On the other hand, Thomas Cook Airlines will to launch direct flights from Manchester to San Francisco next spring with the first flight being 14 May. The airline is also launching London Gatwick-Cape Town flights in December 2016. It is part of the airline’s strategy to develop long-haul routes so could it mean before long that the airline develops into a fully- fledged carrier rather than just a charter airline?

Returning to the Aviation Festival for a minute, Harald Haas – an Edinburgh University professor – talked of the a replacement for wi-fi. It will be li-fi based on light rather than radio waves as wi-fi does. For travellers ths means that it will not affect aircraft electronics systems so you should be able to use it as and whenever. Being about as un-technical as it possible to be, the theory is that that binary data will be transmitted by light. The advantages are that it is safe, unlicenced, (meaning free) energy efficient and doesn’t interfere with electronics. There is one other advantage, at the moment at least. It has less likelihood of being hacked!

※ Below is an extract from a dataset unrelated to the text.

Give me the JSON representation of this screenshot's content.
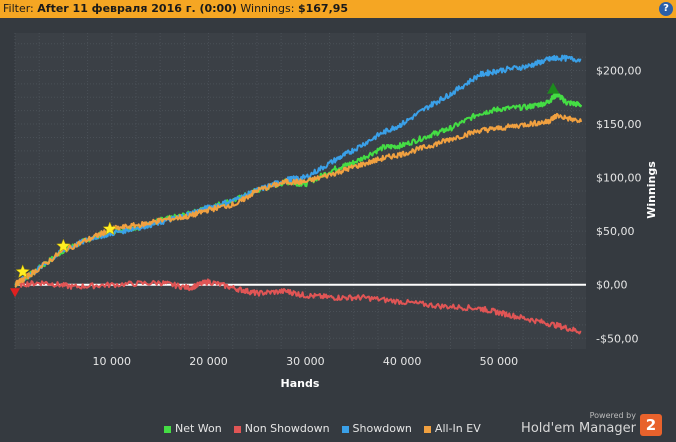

We are used to seeing bigger and bigger cruise ships and now P&O Cruises has placed an order for the largest ever cruise ship to be built specifically for the British market. The new 180,000 ton ship will accommodate about 5,200 guests and be delivered in 2020. The company says that the new ship will feature the company’s ‘green cruising’ design as one of the first generation of cruise ships to be fully powered by Liquefied Natural Gas which will significantly reduce air emissions. The company claims that there is still more demand to be found from the British market hence, the decision to build what will be the largest ship in their fleet.

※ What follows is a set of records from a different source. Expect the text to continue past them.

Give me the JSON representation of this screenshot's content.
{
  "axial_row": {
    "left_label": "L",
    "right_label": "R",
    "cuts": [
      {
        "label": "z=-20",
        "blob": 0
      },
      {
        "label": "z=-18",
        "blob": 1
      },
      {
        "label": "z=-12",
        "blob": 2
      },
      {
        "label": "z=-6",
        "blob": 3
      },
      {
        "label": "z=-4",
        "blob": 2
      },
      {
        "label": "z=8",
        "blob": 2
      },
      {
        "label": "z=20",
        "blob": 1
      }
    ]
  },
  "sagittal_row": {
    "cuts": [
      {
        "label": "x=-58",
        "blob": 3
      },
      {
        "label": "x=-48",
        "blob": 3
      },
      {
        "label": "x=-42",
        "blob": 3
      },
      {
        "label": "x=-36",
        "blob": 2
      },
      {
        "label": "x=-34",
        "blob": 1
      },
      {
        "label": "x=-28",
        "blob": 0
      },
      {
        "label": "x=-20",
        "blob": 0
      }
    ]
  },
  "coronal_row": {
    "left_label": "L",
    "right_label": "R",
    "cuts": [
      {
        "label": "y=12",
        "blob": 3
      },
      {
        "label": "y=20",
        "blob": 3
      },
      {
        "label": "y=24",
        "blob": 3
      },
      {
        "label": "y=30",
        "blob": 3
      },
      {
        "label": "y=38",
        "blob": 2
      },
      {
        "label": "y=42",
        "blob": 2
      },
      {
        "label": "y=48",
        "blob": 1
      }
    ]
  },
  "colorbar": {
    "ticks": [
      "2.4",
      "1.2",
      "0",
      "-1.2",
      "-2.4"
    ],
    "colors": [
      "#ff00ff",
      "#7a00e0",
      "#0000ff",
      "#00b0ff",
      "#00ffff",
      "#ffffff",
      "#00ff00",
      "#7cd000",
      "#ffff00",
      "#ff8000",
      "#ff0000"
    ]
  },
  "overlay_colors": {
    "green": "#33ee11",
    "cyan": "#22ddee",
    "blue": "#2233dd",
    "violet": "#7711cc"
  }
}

worlds-longest-highest-glass-bottom-bridge-opening-in-zhangjiajie. Image © zjjdaxiagu.com

worlds-longest-highest-glass-bottom-bridge-opening-in-zhangjiajie. Image © zjjdaxiagu.com

The world’s highest and longest glass bottom bridge has closed. Open for just two weeks, the Zhangjiajie Grand Canyon Glass Bridge was designed to take about 660 people at any one time. Such was its popularity that up to 6,600 people have been on the bridge at the same time. The authorities say that the bridge is undamaged but then, why close it? I sense that the engineers are worried about whether the bridge can take the strain or that some structural fault has been found otherwise why not just limit the number of people on it at any one time? Such is its international appeal that tour operators hope that the problem can be fixed soon as the bridge has raised lots of interest amongst potential visitors

The reliance that we place on computers was shown when those at British Airways went down this week. Flights were delayed or cancelled and it took a little while to get back to normal. How much has this cost? A little while ago, the American airline, Delta underwent a similar problem. In its latest report it says that it will have cost the airline $150 million which amounted to knocking off 2% of its entire profits for the period.

Finally, according to IATA, International Air Transport Association) Europe is suffering from the impact of terror attacks. Although air traffic grew by 4.1% in July, this was less than in all other world regions. Overall, international passenger numbers were up 7.1% compared with July 2015. IATA also puts the slower growth down to political instability in parts of the region. Capacity has grown by a faster rate meaning that there are fewer passengers chasing more seats. That might explain why the normal end of summer sales in which the airlines indulge seems to have started a little earlier this year.